The bad news is that everyone in the family got it; the good news is that surprisingly only one of the six carers working with Grandma tested positive.1 Alas the carer who did get it ended up giving it to her spouse and four kids, too.
So that gives us a total of ten patients in "our" outbreak. Only one person (Grandma) had to be hospitalized. The rest of our family had "mild" symptoms; the carer and her kids are in a similar boat, but her husband seems to have gotten hit a bit harder (though not badly enough to need admitting). Still that's nine out of ten recovering without heavy intervention. 2
Grandma had a harder time. After about nine days in the hospital she developed a pneumonia and had to be transfered to the ICU and intubated. Eight days later they were able to extubate her and this evening she was transfered out of the ICU. She's still pretty foggy and, of course, is deeply deconditioned. She's looking at weeks of rehab before we can have her back. In the mean time we get a few minutes a day of video chat as the hospital is fully locked down: no visitors for any reason.

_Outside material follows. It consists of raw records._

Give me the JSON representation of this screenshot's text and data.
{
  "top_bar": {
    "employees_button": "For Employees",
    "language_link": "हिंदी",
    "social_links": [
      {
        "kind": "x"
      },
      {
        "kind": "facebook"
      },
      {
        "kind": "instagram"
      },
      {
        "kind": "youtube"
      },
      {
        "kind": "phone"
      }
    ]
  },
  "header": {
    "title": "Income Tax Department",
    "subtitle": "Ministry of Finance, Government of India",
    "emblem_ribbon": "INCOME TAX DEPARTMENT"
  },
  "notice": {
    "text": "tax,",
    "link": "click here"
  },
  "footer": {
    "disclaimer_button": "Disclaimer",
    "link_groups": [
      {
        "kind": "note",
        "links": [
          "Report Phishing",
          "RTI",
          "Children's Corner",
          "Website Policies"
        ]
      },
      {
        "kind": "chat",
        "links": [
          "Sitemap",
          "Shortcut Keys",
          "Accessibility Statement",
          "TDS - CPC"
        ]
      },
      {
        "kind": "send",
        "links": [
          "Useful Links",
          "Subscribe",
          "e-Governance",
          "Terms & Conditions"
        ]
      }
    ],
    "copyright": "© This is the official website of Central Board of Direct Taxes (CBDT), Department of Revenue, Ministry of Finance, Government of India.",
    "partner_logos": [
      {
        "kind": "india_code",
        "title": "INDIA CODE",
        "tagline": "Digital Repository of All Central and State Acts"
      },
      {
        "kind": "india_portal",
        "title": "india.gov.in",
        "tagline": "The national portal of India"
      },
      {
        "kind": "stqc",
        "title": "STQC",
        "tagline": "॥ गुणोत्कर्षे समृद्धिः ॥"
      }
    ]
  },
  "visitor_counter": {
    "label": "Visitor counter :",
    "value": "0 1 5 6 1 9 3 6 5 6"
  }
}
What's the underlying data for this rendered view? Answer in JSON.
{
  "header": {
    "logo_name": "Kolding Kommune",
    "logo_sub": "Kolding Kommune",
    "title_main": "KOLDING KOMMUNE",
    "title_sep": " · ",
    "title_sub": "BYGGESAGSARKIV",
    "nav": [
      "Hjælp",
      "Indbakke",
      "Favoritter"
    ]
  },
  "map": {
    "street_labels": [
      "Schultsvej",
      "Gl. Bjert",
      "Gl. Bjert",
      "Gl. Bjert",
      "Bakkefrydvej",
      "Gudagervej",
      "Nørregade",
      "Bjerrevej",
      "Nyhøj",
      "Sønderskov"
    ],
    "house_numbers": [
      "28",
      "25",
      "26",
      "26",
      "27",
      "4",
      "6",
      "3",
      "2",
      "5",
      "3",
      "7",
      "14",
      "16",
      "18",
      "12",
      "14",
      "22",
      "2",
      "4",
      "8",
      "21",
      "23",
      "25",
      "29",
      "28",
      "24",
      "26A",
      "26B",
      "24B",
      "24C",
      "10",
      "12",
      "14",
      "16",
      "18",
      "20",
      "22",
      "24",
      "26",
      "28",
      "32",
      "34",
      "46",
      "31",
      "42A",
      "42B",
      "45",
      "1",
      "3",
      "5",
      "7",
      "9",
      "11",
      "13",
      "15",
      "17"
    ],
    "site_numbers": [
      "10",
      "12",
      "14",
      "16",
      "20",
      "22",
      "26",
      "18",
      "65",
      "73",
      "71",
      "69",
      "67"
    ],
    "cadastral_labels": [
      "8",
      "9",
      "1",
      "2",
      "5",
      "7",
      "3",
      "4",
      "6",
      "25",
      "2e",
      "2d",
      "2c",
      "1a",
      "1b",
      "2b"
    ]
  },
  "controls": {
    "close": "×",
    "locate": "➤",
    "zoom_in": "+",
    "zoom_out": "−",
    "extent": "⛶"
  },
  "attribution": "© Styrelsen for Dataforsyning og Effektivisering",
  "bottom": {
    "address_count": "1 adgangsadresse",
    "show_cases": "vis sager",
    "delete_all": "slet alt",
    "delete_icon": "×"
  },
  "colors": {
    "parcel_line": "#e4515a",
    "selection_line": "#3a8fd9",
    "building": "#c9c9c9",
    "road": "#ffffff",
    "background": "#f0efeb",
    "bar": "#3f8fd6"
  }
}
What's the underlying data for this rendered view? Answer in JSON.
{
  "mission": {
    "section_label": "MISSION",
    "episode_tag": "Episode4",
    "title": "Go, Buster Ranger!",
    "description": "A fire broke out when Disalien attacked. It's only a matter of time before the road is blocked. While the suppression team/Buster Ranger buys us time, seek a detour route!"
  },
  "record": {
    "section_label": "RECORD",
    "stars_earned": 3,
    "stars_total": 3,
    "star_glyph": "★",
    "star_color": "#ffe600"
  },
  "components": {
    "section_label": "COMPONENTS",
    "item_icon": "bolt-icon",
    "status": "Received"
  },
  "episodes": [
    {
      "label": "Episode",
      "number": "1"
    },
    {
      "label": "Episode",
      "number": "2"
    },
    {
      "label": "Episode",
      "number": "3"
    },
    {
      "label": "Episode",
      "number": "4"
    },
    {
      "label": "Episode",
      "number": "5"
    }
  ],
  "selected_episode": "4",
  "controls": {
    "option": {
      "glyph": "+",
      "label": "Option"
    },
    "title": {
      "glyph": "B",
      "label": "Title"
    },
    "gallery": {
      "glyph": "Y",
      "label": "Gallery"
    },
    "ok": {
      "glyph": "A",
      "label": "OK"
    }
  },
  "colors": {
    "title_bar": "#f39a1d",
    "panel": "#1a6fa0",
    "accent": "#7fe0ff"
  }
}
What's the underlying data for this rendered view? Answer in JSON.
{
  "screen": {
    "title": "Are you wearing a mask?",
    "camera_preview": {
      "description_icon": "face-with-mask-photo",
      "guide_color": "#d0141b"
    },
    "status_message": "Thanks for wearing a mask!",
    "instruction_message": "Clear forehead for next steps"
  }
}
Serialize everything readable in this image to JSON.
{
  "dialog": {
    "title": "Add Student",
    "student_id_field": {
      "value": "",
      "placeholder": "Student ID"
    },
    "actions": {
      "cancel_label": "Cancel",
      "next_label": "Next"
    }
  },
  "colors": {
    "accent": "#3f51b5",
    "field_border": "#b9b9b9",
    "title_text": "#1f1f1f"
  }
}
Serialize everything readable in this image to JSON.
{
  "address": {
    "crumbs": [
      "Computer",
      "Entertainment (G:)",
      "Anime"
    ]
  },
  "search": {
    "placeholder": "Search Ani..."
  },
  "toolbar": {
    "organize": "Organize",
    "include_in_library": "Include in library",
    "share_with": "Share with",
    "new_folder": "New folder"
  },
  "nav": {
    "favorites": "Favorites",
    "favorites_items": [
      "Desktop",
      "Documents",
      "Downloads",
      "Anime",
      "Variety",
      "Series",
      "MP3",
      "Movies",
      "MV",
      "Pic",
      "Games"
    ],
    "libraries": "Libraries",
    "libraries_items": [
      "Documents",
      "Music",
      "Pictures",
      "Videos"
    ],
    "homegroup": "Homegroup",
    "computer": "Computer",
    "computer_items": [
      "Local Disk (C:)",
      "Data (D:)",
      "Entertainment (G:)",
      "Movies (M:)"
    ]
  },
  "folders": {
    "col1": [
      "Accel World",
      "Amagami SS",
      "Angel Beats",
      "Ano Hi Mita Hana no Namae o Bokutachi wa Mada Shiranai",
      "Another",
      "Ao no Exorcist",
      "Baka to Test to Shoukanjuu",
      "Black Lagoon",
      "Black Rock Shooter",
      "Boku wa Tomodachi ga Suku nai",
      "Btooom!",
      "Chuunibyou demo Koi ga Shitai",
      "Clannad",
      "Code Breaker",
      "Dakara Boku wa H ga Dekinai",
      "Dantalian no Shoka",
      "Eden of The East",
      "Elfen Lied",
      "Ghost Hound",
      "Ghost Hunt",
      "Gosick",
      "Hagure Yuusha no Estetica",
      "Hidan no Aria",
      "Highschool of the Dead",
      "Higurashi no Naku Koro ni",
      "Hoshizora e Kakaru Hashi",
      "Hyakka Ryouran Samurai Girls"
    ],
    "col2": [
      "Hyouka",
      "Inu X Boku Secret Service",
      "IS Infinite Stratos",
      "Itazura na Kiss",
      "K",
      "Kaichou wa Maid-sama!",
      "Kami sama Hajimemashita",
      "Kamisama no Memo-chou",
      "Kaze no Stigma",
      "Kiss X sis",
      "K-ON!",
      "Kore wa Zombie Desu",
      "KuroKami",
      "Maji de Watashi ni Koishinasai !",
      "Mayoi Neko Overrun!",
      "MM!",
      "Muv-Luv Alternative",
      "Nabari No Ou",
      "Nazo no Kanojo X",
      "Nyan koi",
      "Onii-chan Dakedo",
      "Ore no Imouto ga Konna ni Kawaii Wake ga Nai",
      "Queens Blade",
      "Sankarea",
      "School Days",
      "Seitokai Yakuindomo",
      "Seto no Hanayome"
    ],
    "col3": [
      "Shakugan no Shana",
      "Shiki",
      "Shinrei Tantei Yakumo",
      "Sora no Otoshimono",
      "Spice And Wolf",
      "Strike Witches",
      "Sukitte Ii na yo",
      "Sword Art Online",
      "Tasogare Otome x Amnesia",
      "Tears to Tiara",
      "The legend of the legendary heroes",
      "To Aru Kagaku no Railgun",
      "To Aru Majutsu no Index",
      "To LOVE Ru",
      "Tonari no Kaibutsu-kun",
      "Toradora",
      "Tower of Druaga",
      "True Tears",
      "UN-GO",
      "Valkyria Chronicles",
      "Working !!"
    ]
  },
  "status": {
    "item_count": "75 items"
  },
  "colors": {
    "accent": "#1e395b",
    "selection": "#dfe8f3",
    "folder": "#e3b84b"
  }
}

1 Part of our last upgrade of procedured was asking the carers to wear masks full time on shift (and we provided KN-95s for those who wanted them); my wife and I also wore them whenever we went downstairs (that is into the space shared with Grandma and the carers). However, neither Grandma nor the toddler could be convinced to keep them on. None-the-less the policy seems to have made a difference.
2 Recovery is not a simple thing, however. I've been "over" this for two weeks now and I'm still suffering unusual mental and physical fatigue. Just six or seven hours of work (i.e. programming and reports) is leaving me inattentive and slow for the rest of the day. Just walking two-and-a-half miles on an improved trail in forty-five minutes leaves me feeling like the day included a marathon martial arts workout. My wife has similar complaints.